Que diriez-vous si, à 70 ans, alors que vous vivez tranquillement dans une résidence privée pour aînés (RPA) en bénéficiant de certains services, vous appreniez que l’immeuble dans lequel vous vivez a été vendu à un promoteur immobilier ayant décidé d’en changer l’affectation, c’est-à-dire de convertir la RPA en un immeuble à logements locatifs réguliers dépourvus de tous services et de toute mesure assurant la sécurité des lieux? 

En 2022, c’est exactement à cette situation que les résidents de la RPA du Mont-Carmel, située sur le boulevard René-Levesque au centre-ville de Montréal, ont été confrontés. En effet, peu de temps après la vente de leur immeuble, ils recevaient du nouveau propriétaire un avis indiquant la conversion de la RPA en immeuble à logements locatifs régulier et la fin des services, dont la présence d'une infirmière 24 heures sur 24 ainsi que celle d'une réceptionniste, un accès à des espaces communs où se retrouver en compagnie d’autres résidents, des services de repas et des boutons d’urgence.

Cette situation s’est produite dans de nombreuses autres RPA au Québec. À chaque fois, le fardeau de défendre ses droits repose sur les épaules des personnes aînées qui ne peuvent pas toujours saisir les tribunaux. Dans le cas des résidents du Mont-Carmel, ils ont décidé de se battre avec une vigueur impressionnante, tout en étant soutenus par un mouvement social fort. Le dossier est actuellement judiciarisé.

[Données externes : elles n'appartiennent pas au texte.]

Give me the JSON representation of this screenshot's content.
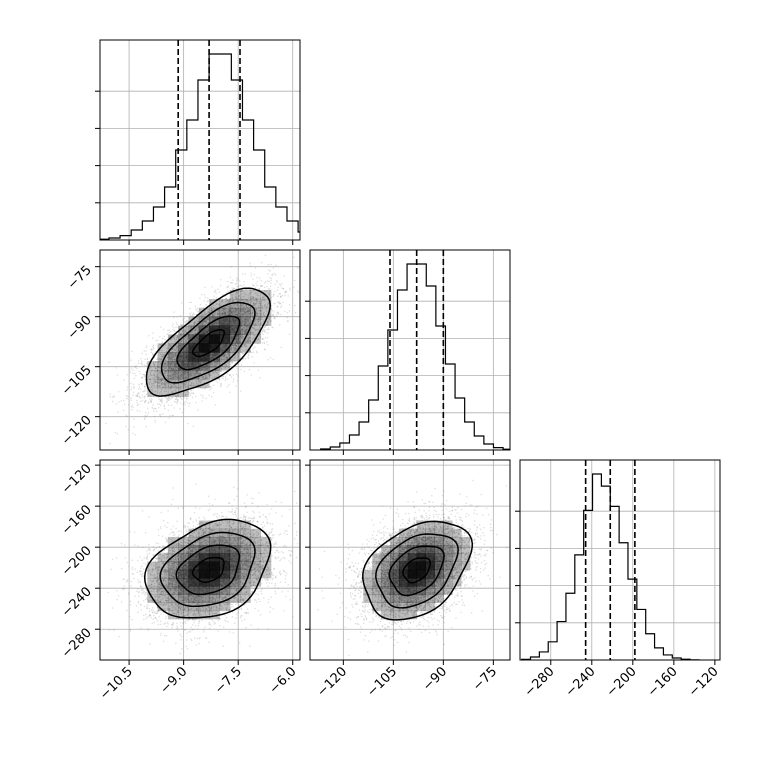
{
  "chart_data": {
    "type": "corner",
    "grid": true,
    "parameters": [
      {
        "id": "p0",
        "mean": -8.3,
        "sd": 0.85,
        "range": [
          -11.3,
          -5.8
        ],
        "ticks": [
          -10.5,
          -9.0,
          -7.5,
          -6.0
        ],
        "tick_labels": [
          "−10.5",
          "−9.0",
          "−7.5",
          "−6.0"
        ],
        "quantiles": [
          -9.15,
          -8.3,
          -7.45
        ]
      },
      {
        "id": "p1",
        "mean": -98,
        "sd": 8.0,
        "range": [
          -130,
          -70
        ],
        "ticks": [
          -120,
          -105,
          -90,
          -75
        ],
        "tick_labels": [
          "−120",
          "−105",
          "−90",
          "−75"
        ],
        "quantiles": [
          -106,
          -98,
          -90
        ]
      },
      {
        "id": "p2",
        "mean": -222,
        "sd": 24,
        "range": [
          -310,
          -115
        ],
        "ticks": [
          -280,
          -240,
          -200,
          -160,
          -120
        ],
        "tick_labels": [
          "−280",
          "−240",
          "−200",
          "−160",
          "−120"
        ],
        "quantiles": [
          -246,
          -222,
          -198
        ]
      }
    ],
    "correlations": {
      "p0_p1": 0.7,
      "p0_p2": 0.3,
      "p1_p2": 0.35
    },
    "histograms": [
      {
        "param": "p0",
        "bins": 20,
        "counts": [
          0.4,
          1.0,
          2.2,
          5.0,
          9.5,
          16.5,
          26.5,
          45.0,
          60.0,
          80.0,
          93.0,
          93.0,
          80.0,
          60.0,
          45.0,
          26.5,
          16.5,
          9.5,
          4.0,
          1.2
        ]
      },
      {
        "param": "p1",
        "bins": 20,
        "counts": [
          0.5,
          1.5,
          3.5,
          7.5,
          14.0,
          25.0,
          42.0,
          60.0,
          80.0,
          93.0,
          93.0,
          82.0,
          62.0,
          43.0,
          26.0,
          14.0,
          7.0,
          3.0,
          1.2,
          0.4
        ]
      },
      {
        "param": "p2",
        "bins": 20,
        "counts": [
          0.3,
          1.5,
          4.0,
          9.0,
          19.0,
          33.0,
          52.0,
          74.0,
          92.0,
          86.0,
          76.0,
          58.0,
          40.0,
          25.0,
          13.0,
          6.0,
          2.5,
          1.0,
          0.4,
          0.1
        ]
      }
    ],
    "scatter_pairs": [
      {
        "x": "p0",
        "y": "p1"
      },
      {
        "x": "p0",
        "y": "p2"
      },
      {
        "x": "p1",
        "y": "p2"
      }
    ],
    "contour_levels_sigma": [
      0.5,
      1.0,
      1.5,
      2.0
    ],
    "colors": {
      "points": "#8a8a8a",
      "density": "#000000",
      "lines": "#000000"
    }
  }
}
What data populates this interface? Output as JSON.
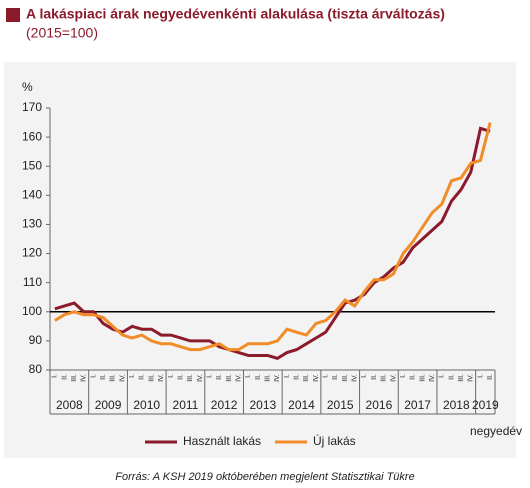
{
  "chart_data": {
    "type": "line",
    "title": "A lakáspiaci árak negyedévenkénti alakulása (tiszta árváltozás)",
    "subtitle": "(2015=100)",
    "y_label": "%",
    "x_label": "negyedév",
    "source": "Forrás: A KSH 2019 októberében megjelent Statisztikai Tükre",
    "categories": [
      "I.",
      "II.",
      "III.",
      "IV.",
      "I.",
      "II.",
      "III.",
      "IV.",
      "I.",
      "II.",
      "III.",
      "IV.",
      "I.",
      "II.",
      "III.",
      "IV.",
      "I.",
      "II.",
      "III.",
      "IV.",
      "I.",
      "II.",
      "III.",
      "IV.",
      "I.",
      "II.",
      "III.",
      "IV.",
      "I.",
      "II.",
      "III.",
      "IV.",
      "I.",
      "II.",
      "III.",
      "IV.",
      "I.",
      "II.",
      "III.",
      "IV.",
      "I.",
      "II.",
      "III.",
      "IV.",
      "I.",
      "II."
    ],
    "years": [
      "2008",
      "2009",
      "2010",
      "2011",
      "2012",
      "2013",
      "2014",
      "2015",
      "2016",
      "2017",
      "2018",
      "2019"
    ],
    "series": [
      {
        "name": "Használt lakás",
        "color": "#8b1a2b",
        "values": [
          101,
          102,
          103,
          100,
          100,
          96,
          94,
          93,
          95,
          94,
          94,
          92,
          92,
          91,
          90,
          90,
          90,
          88,
          87,
          86,
          85,
          85,
          85,
          84,
          86,
          87,
          89,
          91,
          93,
          98,
          103,
          104,
          106,
          110,
          112,
          115,
          117,
          122,
          125,
          128,
          131,
          138,
          142,
          148,
          163,
          162
        ]
      },
      {
        "name": "Új lakás",
        "color": "#f28c28",
        "values": [
          97,
          99,
          100,
          99,
          99,
          98,
          95,
          92,
          91,
          92,
          90,
          89,
          89,
          88,
          87,
          87,
          88,
          89,
          87,
          87,
          89,
          89,
          89,
          90,
          94,
          93,
          92,
          96,
          97,
          100,
          104,
          102,
          107,
          111,
          111,
          113,
          120,
          124,
          129,
          134,
          137,
          145,
          146,
          151,
          152,
          165
        ]
      }
    ],
    "reference_line": 100,
    "ylim": [
      80,
      170
    ],
    "yticks": [
      80,
      90,
      100,
      110,
      120,
      130,
      140,
      150,
      160,
      170
    ]
  }
}
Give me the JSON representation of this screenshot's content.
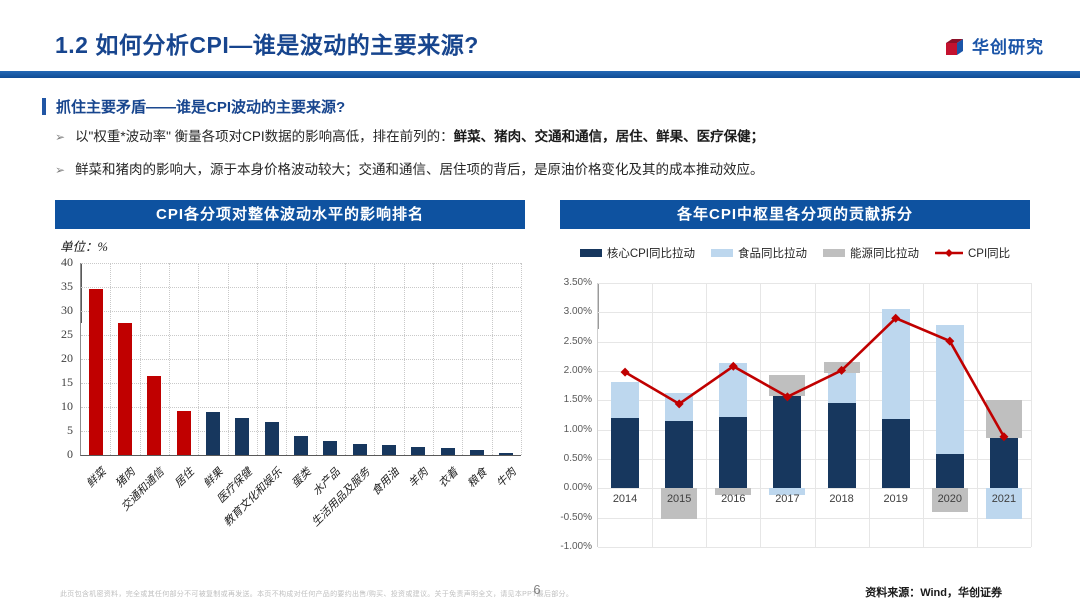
{
  "header": {
    "title": "1.2 如何分析CPI—谁是波动的主要来源?",
    "logo_text": "华创研究"
  },
  "section": {
    "heading": "抓住主要矛盾——谁是CPI波动的主要来源?",
    "bullets": [
      {
        "marker": "➢",
        "normal": "以\"权重*波动率\" 衡量各项对CPI数据的影响高低，排在前列的：",
        "bold": "鲜菜、猪肉、交通和通信，居住、鲜果、医疗保健；"
      },
      {
        "marker": "➢",
        "normal": "鲜菜和猪肉的影响大，源于本身价格波动较大；交通和通信、居住项的背后，是原油价格变化及其的成本推动效应。",
        "bold": ""
      }
    ]
  },
  "chart_data": [
    {
      "type": "bar",
      "title": "CPI各分项对整体波动水平的影响排名",
      "unit_label": "单位：%",
      "categories": [
        "鲜菜",
        "猪肉",
        "交通和通信",
        "居住",
        "鲜果",
        "医疗保健",
        "教育文化和娱乐",
        "蛋类",
        "水产品",
        "生活用品及服务",
        "食用油",
        "羊肉",
        "衣着",
        "粮食",
        "牛肉"
      ],
      "values": [
        34.5,
        27.5,
        16.5,
        9.2,
        9.0,
        7.8,
        6.9,
        4.0,
        3.0,
        2.3,
        2.0,
        1.7,
        1.4,
        1.0,
        0.5
      ],
      "bar_colors": [
        "#c00000",
        "#c00000",
        "#c00000",
        "#c00000",
        "#17375e",
        "#17375e",
        "#17375e",
        "#17375e",
        "#17375e",
        "#17375e",
        "#17375e",
        "#17375e",
        "#17375e",
        "#17375e",
        "#17375e"
      ],
      "ylim": [
        0,
        40
      ],
      "ytick_step": 5,
      "grid": "dotted"
    },
    {
      "type": "stacked-bar-line",
      "title": "各年CPI中枢里各分项的贡献拆分",
      "categories": [
        "2014",
        "2015",
        "2016",
        "2017",
        "2018",
        "2019",
        "2020",
        "2021"
      ],
      "series": [
        {
          "name": "核心CPI同比拉动",
          "color": "#17375e",
          "values": [
            1.2,
            1.15,
            1.22,
            1.57,
            1.45,
            1.18,
            0.58,
            0.86
          ]
        },
        {
          "name": "食品同比拉动",
          "color": "#bdd7ee",
          "values": [
            0.62,
            0.47,
            0.91,
            -0.12,
            0.52,
            1.87,
            2.2,
            -0.53
          ]
        },
        {
          "name": "能源同比拉动",
          "color": "#bfbfbf",
          "values": [
            0.0,
            -0.52,
            -0.11,
            0.36,
            0.18,
            0.0,
            -0.41,
            0.65
          ]
        }
      ],
      "line": {
        "name": "CPI同比",
        "color": "#c00000",
        "values": [
          1.98,
          1.44,
          2.08,
          1.56,
          2.01,
          2.9,
          2.51,
          0.88
        ]
      },
      "ylim": [
        -1.0,
        3.5
      ],
      "ytick_step": 0.5,
      "ytick_format": "percent2",
      "legend_position": "top"
    }
  ],
  "footer": {
    "disclaimer": "此页包含机密资料，完全或其任何部分不可被复制或再发送。本页不构成对任何产品的要约出售/购买、投资或建议。关于免责声明全文，请见本PPT最后部分。",
    "page_number": "6",
    "source": "资料来源：Wind，华创证券"
  },
  "colors": {
    "accent_blue": "#0e52a0",
    "title_blue": "#17458e",
    "highlight_red": "#c00000",
    "navy": "#17375e",
    "light_blue": "#bdd7ee",
    "gray": "#bfbfbf"
  }
}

Assurer la sécurité des résidents

Selon la Loi sur les services de santé et les services sociaux, une résidence privée pour aînés (RPA) est destinée à être occupée principalement par des personnes âgées de 65 ans et plus, autonomes ou semi-autonomes, où sont offerts par l’exploitant de la résidence, outre la location de logements, différents services, par exemple des services de repas, des services d’assistance personnelle ou des soins infirmiers. Bien que ces résidences soient des entités privées, un encadrement juridique veille principalement à assurer la sécurité des résidents, particulièrement via un mécanisme de « certification », entré en vigueur en 2007 et prescrivant aux RPA de se conformer à une série de critères socio-sanitaires ainsi qu’à des normes d’exploitation très rigoureuses.  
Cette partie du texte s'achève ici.